The Marina version (costing around 4,000 euros) is in a solid case and features maritime imagery such as ships, fish, and water plants. You can find a special model of this version, the China Aquarium, under reference number 5806.
Seeing as most complications require massive amounts of energy, Jaeger-LeCoultre forwent extras on the Atmos in favor of a smoothly running clock. One exception is the version with a moon phase display at the six o'clock position; it costs around 6,500 euros.
The round pendulum that functions as a balance wheel swings back and forth once a minute and is sure to catch onlookers' eyes. But where does it get its energy? The secret is temperature change; the Atmos draws its energy from changes in temperature in its immediate environment . The clock features an internal hermetically sealed capsule filled with ethylene chloride. Minimal rises in temperature cause the liquid in the capsule to change into gas, expanding the flexible capsule, which then pushes against a balance spring. It reaches its maximum expansion at 27 degrees Celsius and shrinks again as temperatures drop, thereby relaxing the balance spring.
This growing and shrinking motion is used to wind the caliber's mainspring and put the hands in motion. A temperature change of one degree Celsius is enough to power the clock for two days. Theoretically, the Atmos can function forever, as long as it experiences enough temperature fluctuations in its environment. However, it's recommended to have your Atmos serviced every 15 years to make sure it keeps running smoothly.
The Swiss engineer Jean-Léon Reutter (1899-1971) invented the Atmos in 1928. Jaeger-LeCoultre bought the patent shortly thereafter. The company has more or less kept the design of the atmospheric clock consistent since 1945. From a physics point of view, the Atmos is a heat engine; for Swiss state guests, on the other hand, it's a gift. The Swiss government gives its official visitors an Atmos clock as a lasting memory and symbol of the Swiss people's special watchmaking skills.

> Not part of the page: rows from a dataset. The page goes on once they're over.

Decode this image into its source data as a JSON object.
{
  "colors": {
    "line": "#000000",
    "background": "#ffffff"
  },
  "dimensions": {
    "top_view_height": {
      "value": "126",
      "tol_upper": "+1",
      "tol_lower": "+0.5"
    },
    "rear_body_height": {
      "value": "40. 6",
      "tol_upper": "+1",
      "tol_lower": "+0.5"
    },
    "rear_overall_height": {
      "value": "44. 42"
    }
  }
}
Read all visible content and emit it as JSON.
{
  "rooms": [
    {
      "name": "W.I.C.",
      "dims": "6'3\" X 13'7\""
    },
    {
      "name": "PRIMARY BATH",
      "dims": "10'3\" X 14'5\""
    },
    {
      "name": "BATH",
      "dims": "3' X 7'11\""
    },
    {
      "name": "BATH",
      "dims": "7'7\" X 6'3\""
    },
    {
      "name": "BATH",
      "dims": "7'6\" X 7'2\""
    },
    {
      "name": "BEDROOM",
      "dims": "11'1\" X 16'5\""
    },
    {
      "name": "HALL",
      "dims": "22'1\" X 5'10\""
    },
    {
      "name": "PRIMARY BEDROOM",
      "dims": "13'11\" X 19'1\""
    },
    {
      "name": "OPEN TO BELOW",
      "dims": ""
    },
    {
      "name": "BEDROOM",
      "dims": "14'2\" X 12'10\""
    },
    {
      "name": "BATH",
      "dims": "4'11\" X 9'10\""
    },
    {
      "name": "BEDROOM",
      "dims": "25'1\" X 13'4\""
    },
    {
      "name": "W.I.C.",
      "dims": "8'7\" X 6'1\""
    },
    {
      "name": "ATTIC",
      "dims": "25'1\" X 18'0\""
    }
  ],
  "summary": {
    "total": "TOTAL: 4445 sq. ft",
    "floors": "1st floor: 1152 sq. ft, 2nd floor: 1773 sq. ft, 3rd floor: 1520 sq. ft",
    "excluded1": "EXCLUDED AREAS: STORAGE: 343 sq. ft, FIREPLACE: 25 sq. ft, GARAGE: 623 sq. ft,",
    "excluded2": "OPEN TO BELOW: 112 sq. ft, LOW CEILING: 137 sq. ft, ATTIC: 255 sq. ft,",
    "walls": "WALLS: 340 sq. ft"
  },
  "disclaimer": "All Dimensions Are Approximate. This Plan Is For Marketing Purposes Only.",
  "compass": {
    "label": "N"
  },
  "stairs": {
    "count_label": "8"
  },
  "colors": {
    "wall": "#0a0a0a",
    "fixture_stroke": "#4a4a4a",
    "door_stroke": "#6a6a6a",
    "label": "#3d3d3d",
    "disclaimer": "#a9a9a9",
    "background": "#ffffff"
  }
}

The Atmos runs even more precisely than the chronometer norm established for wristwatches . Usually, the clock deviates from the reference time by about one minute each month. When regulated even more precisely, it's possible that the clock will deviate by only 30 seconds per month. This is an astounding value considering the pendulum only undergoes 120 alternations per hour. In comparison, the balance wheel of a modern wristwatch vibrates at 28,800 alternations per hour. The Atmos's pendulum is supported by a suspension wire made of Elinvar, a material that is resistant to temperature changes – an important characteristic for this clock.
Even more impressive is the minimal energy needed to keep the Atmos running. According to Jaeger-LeCoultre, it would take 60 million Atmos clocks to equal the energy use of a 15-watt light bulb. The movement functions with as few components as possible, none of which require lubrication. Friction loss is thus minimized and the caliber runs smoothly; however, this also makes the movement sensitive to dust particles. Thus, the clock's case isn't just decorative, but rather a method of protecting the caliber.